The tech giants’ experience of the covid-19 pandemic, which has been accompanied by a deluge of online conspiracy theories, disinformation and nonsense, demonstrates the benefits of always keeping humans in the loop. Because human moderators see sensitive, private data, they typically work in offices with strict security policies (bringing smartphones to work, for instance, is usually prohibited).

科技巨头在新冠肺炎大流行中的经验证明了始终保持人类参与的好处。这场疫情伴随着大量的在线阴谋论、虚假信息和胡说八道。
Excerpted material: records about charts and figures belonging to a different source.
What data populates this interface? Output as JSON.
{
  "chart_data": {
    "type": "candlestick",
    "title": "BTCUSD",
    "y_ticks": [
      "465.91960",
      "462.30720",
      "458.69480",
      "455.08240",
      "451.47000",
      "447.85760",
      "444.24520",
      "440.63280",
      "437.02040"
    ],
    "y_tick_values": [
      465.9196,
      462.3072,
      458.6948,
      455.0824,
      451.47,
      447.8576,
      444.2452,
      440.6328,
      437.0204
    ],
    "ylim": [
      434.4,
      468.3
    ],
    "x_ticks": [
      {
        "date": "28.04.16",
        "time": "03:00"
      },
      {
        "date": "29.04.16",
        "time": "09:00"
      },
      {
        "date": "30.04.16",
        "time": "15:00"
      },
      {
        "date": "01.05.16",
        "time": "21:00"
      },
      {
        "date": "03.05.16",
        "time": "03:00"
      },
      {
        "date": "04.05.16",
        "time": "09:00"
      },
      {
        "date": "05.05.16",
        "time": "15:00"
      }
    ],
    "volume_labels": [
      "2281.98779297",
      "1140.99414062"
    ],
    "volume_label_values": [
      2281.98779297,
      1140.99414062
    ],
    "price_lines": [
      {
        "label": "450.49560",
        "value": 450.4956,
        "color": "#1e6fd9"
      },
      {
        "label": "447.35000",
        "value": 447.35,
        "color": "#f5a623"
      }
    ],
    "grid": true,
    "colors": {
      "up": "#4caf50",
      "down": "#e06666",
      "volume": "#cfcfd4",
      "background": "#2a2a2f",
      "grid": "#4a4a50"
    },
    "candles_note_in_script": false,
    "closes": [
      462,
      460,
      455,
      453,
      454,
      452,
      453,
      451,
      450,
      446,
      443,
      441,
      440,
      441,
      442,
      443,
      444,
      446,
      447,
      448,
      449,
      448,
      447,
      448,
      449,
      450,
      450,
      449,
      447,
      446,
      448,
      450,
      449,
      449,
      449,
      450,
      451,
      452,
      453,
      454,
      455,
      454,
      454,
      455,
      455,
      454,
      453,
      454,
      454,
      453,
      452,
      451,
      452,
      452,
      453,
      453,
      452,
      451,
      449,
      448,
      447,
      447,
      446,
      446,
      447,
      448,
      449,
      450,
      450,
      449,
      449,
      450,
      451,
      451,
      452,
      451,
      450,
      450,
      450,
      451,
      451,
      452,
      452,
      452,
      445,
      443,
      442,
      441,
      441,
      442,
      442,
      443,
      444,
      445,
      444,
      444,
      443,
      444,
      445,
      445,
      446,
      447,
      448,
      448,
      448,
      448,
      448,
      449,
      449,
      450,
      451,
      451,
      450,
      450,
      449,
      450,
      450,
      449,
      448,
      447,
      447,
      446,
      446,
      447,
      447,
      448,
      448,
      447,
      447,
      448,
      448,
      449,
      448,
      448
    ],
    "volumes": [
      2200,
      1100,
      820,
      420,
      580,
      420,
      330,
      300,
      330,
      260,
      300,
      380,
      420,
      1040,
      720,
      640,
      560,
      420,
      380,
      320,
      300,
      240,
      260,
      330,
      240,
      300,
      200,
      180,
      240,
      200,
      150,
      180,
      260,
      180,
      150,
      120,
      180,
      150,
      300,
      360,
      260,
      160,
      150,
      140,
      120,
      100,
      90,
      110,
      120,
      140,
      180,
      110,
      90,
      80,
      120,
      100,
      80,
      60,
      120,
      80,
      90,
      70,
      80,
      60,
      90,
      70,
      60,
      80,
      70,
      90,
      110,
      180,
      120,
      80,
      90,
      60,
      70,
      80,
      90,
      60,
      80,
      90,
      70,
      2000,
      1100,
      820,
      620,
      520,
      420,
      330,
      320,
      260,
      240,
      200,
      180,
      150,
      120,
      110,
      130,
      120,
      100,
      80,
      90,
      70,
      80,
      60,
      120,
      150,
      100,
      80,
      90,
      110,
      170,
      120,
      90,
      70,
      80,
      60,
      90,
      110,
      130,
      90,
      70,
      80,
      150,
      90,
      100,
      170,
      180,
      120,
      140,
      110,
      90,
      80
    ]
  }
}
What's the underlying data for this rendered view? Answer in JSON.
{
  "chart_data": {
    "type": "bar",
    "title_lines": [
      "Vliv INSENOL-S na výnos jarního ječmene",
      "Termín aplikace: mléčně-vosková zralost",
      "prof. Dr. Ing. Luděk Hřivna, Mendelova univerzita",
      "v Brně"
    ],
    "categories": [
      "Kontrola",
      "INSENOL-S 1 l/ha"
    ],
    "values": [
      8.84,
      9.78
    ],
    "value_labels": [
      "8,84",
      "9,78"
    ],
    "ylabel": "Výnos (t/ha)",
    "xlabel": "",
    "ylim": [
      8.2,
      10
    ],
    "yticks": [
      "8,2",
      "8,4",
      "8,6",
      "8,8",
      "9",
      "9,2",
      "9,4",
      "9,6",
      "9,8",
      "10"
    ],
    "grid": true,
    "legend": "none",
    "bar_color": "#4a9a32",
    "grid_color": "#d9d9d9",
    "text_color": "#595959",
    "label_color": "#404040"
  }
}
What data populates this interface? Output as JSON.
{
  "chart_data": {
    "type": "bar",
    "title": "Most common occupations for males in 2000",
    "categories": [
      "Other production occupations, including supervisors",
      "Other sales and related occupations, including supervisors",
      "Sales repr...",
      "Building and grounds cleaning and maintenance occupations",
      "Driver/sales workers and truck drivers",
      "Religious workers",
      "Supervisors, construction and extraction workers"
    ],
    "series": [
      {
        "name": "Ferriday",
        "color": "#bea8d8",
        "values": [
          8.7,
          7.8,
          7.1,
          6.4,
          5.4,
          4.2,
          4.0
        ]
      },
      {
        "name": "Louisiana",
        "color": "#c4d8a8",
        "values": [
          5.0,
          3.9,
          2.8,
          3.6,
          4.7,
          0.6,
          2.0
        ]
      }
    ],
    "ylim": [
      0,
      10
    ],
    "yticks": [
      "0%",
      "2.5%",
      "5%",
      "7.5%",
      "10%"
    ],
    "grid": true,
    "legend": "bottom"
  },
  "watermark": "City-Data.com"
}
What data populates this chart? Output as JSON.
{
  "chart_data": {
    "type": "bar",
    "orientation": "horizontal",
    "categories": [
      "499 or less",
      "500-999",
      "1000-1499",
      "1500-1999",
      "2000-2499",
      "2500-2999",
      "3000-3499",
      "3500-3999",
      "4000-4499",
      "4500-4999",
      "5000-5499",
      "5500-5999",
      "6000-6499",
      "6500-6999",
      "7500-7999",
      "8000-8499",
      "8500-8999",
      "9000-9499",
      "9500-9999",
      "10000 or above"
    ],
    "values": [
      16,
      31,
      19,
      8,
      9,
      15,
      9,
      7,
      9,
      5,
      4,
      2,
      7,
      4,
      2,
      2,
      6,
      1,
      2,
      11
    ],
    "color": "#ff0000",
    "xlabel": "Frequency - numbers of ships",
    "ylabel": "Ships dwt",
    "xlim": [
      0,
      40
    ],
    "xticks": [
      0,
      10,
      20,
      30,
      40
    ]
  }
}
由于人类审查员会看到敏感的私人数据,因此他们通常在执行严格安全策略的办公室中工作(例如,通常被禁止携带智能手机上班)。

In early March, as the disease spread, tech firms sent their content moderators home, where such security is tough to enforce. That meant an increased reliance on the algorithms. The firms were frank about the impact. More videos would end up being removed, said YouTube, “including some that may not violate [our] policies”. Facebook admitted that less human supervision would likely mean “longer response times and more mistakes”. AI can do a lot. But it works best when humans are there to hold its hand. ■

今年3月初,随着疾病蔓延,科技公司让其内容审查员回家办公,让此类安全措施很难实施。这意味着对算法的依赖增加了。这些公司对其影响直言不讳。YouTube表示,这会删除更多视频,“其中有些可能并没有违反我们的政策”。Facebook承认,更少的人员监督可能意味着“更长的响应时间和更多的错误”。AI可以做很多事情。但只有在人类在旁引导时才做得最好。